Molecular motions in mono-hydrated racemic camphor sulphonic acid (±)-10-C10H16O4S−–H3O+ which is abbreviated as (CSA–H2O) were investigated using incoherent neutron scattering techniques. Analysis of the intensity of the purely elastic scattering over a wide temperature range (4–340 K) carried out with a high-resolution backscattering spectrometer revealed the onset of molecular motions at ca. 100 K which could be observed on the 10−10 s time-scale up to T=180 K. These motions were identified as 120° jumps of the methyl groups.

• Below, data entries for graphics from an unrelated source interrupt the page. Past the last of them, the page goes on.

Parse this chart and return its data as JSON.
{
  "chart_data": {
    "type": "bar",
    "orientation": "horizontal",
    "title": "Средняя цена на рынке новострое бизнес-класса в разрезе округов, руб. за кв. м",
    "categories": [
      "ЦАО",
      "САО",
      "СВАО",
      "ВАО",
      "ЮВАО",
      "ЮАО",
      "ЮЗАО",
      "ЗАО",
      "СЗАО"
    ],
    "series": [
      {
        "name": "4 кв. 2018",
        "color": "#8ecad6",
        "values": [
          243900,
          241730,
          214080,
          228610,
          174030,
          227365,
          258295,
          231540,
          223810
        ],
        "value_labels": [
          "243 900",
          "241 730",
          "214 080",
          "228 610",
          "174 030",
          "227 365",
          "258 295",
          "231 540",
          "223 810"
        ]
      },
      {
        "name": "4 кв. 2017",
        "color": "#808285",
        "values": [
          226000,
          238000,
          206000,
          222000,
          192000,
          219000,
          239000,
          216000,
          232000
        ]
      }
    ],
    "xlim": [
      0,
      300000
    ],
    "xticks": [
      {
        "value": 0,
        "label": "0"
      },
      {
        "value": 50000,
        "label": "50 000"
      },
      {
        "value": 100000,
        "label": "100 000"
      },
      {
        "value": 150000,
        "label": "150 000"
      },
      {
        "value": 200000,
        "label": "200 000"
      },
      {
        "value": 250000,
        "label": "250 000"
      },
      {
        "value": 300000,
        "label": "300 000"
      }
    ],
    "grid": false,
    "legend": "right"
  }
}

Quasielastic measurements using both the backscattering and the time-of-flight techniques enabled to study this movement from 150 to 340 K. The corresponding characteristic time was found to follow an Arrhenius law with an activation energy ΔH=12.0±0.2 kJ mol−1. All the methyl groups appear as dynamically equivalent. That result is at contrast with earlier studies on conducting polymers where CSA was introduced as a counter-ion and for which the intermolecular effects were found to strongly influence the dynamics. Inspection of the low frequency part of the vibrational spectrum evidences deformations of the C–C–S angle and rotational oscillations of the hydration molecules.